Recently, the Mississippi Supreme Court amended the Mississippi Rules of Professional Conduct to require attorneys to report their annual hours of pro bono legal services to low-income people.
The first reporting period began August 1 and ends July 31, 2006, to correspond with the 2006-2007 bar statements to be mailed next August.
“The Supreme Court is committed to providing adequate representation for indigents and remains hopeful that by these amendments to Rule 6.1 that lawyers will all fully assist us in that commitment,” said Chief Justice James Smith.
The rule change is important because it clearly announces that providing pro bono legal services to the poor is a lawyer’s professional responsibility, and failure to fulfill that responsibility must now be reported to The Mississippi Bar, said Justice Jess Dickinson, who signed the order on March 21.

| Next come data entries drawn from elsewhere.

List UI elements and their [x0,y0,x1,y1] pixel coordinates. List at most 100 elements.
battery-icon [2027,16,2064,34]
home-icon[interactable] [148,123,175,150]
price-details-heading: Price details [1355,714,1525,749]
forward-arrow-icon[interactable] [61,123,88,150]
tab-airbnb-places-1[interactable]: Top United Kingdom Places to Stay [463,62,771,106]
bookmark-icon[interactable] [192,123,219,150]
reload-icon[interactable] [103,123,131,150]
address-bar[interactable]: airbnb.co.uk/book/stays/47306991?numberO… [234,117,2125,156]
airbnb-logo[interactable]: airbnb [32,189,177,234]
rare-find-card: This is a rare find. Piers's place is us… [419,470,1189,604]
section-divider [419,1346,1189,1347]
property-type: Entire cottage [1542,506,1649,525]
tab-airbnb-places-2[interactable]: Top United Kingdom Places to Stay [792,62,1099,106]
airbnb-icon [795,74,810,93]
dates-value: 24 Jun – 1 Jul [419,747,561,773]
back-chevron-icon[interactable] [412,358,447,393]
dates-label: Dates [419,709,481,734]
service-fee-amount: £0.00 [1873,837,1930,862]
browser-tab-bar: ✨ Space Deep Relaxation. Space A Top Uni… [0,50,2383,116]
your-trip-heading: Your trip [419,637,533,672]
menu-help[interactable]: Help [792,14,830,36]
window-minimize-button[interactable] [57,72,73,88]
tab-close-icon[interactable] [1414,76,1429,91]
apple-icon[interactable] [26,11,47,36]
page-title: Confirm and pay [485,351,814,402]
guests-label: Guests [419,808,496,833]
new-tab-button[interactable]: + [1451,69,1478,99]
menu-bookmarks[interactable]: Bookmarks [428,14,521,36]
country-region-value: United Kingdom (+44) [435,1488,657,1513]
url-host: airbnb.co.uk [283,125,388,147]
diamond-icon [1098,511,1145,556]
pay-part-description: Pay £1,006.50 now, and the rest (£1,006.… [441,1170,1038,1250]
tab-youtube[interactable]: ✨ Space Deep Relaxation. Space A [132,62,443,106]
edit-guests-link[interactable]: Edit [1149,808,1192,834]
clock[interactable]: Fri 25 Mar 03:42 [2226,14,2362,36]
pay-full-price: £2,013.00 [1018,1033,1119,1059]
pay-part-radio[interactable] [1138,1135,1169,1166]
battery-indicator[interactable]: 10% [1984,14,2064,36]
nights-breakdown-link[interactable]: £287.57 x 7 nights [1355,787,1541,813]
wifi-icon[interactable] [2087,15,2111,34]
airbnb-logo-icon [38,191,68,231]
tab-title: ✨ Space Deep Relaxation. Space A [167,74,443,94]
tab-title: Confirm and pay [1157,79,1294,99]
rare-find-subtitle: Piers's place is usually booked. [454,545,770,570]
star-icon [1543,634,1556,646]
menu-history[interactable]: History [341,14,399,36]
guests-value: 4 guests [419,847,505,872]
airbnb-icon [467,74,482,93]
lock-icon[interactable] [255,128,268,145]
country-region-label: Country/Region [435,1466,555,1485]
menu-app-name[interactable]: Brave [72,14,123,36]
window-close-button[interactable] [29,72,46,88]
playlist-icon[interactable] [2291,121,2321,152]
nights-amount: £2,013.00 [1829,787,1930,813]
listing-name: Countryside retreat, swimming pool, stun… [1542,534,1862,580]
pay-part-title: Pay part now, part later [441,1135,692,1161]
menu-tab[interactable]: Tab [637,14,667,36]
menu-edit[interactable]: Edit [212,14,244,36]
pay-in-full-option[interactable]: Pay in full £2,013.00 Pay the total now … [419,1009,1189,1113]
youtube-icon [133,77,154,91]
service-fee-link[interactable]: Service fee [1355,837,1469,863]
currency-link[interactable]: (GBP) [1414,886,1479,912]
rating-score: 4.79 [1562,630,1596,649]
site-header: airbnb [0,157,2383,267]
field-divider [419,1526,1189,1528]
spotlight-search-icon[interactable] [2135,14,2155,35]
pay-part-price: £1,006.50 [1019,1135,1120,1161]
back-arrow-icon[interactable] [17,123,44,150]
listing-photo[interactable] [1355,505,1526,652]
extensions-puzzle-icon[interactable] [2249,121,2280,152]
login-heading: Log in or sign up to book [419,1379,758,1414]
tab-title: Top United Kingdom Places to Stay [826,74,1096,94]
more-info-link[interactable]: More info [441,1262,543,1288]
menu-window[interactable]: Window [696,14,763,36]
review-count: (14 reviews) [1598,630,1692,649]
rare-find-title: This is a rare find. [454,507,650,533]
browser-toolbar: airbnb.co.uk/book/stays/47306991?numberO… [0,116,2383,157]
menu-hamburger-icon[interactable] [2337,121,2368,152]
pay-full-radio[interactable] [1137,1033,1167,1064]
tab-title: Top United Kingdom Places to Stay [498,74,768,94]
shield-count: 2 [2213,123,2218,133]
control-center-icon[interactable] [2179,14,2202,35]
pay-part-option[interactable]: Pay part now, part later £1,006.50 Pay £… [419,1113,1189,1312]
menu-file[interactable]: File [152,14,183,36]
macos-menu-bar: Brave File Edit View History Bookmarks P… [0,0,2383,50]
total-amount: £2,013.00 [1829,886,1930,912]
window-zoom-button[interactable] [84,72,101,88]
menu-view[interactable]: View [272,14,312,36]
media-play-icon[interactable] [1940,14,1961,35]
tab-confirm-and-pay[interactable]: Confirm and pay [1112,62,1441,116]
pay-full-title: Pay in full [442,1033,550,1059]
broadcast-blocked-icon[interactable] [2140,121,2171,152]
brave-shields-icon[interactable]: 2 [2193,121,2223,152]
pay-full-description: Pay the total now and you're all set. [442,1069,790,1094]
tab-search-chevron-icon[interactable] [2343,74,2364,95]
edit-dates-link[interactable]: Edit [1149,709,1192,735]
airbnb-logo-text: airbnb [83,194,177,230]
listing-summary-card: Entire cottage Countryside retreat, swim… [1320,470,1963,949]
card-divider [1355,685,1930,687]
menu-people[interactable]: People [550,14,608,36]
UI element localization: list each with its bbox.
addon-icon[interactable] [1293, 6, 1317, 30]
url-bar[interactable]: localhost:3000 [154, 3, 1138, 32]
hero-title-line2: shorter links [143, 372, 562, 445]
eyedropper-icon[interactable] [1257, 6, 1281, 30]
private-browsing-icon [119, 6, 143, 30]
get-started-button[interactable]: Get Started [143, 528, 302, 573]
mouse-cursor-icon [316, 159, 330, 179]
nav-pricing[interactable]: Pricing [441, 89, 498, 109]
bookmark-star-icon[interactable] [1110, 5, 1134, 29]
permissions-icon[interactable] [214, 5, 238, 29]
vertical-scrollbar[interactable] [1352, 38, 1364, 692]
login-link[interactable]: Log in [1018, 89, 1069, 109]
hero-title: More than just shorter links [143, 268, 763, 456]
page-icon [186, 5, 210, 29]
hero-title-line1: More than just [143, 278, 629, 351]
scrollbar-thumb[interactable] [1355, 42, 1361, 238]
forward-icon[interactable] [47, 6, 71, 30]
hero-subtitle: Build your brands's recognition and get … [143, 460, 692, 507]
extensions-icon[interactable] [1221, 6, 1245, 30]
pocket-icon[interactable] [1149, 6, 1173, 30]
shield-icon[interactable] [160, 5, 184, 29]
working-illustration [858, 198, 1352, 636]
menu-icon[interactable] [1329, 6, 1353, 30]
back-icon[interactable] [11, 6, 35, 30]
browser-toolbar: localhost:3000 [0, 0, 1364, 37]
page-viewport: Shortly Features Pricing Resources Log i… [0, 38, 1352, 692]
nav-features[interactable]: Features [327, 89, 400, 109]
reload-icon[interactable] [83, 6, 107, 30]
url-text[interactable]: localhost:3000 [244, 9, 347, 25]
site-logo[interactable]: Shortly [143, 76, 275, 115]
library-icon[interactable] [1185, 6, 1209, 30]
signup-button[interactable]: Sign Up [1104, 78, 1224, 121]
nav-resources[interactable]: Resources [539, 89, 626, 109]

Even though participation is voluntary, the old rule recommended 50 hours per year of pro bono work. The new rule suggests a minimum of 20 hours, but adds a requisite that attorneys report their hours of pro bono work to The Mississippi Bar.
“One of the reasons for the reduction in hours was to provide Mississippi attorneys a realistic choice of actually performing legal services for the poor or making the annual $200 payment to help fund legal services programs for the poor,” said Dickinson.
Lawyers who contribute more than 20 hours per year may carry over the excess pro bono hours for up to an additional two years. The amendments also allow law firms to collectively satisfy pro bono obligations. One or more firm attorneys may handle complicated, time-consuming matters while meeting the obligations of other firm members.
“As our society has become one in which rights and responsibilities are increasingly defined in legal terms, access to legal services has become of critical importance,” read the court’s commentary to the rules. “This is true for all people … rich, poor, or of moderate means. However, because the legal problems of the poor often involve areas of basic need, their inability to obtain legal services can have dire consequences.
“The vast unmet legal needs of the poor in Mississippi have been recognized by the Supreme Court of Mississippi. The Supreme Court has further recognized the necessity of finding a solution to the problem of providing the poor greater access to legal service and the unique role of lawyers in our adversarial system of representing and defending persons against the actions and conduct of governmental entities, individuals and non-governmental entities. As an officer of the court, each member of The Mississippi Bar in good standing has a professional responsibility to provide pro bono legal service to the poor.”
The court clarified that “poor” refers not only to people whose household incomes fall below the federal poverty standard but also to the “working poor.”
Most pro bono service should involve civil proceedings where there is no governmental obligation to provide counsel. It may also be provided through legal services to charitable, religious or educational organizations whose overall mission and activities are designed primarily to address the needs of the poor.
Amanda Jones, president of The Mississippi Bar Young Lawyers Division, which is providing legal assistance to disaster victims of Hurricane Katrina, met with the Mississippi Supreme Court last week “to request that the hours spent by Mississippi attorneys providing legal assistance to disaster victims count as pro bono hours under Rule 6.1 … just to provide another incentive.”
“Most attorneys could care less whether they get pro bono credit for their time spent giving legal assistance,” said Jones. “I think the rule change is a great way to get folks motivated to spend their time helping those that can’t afford a lawyer.”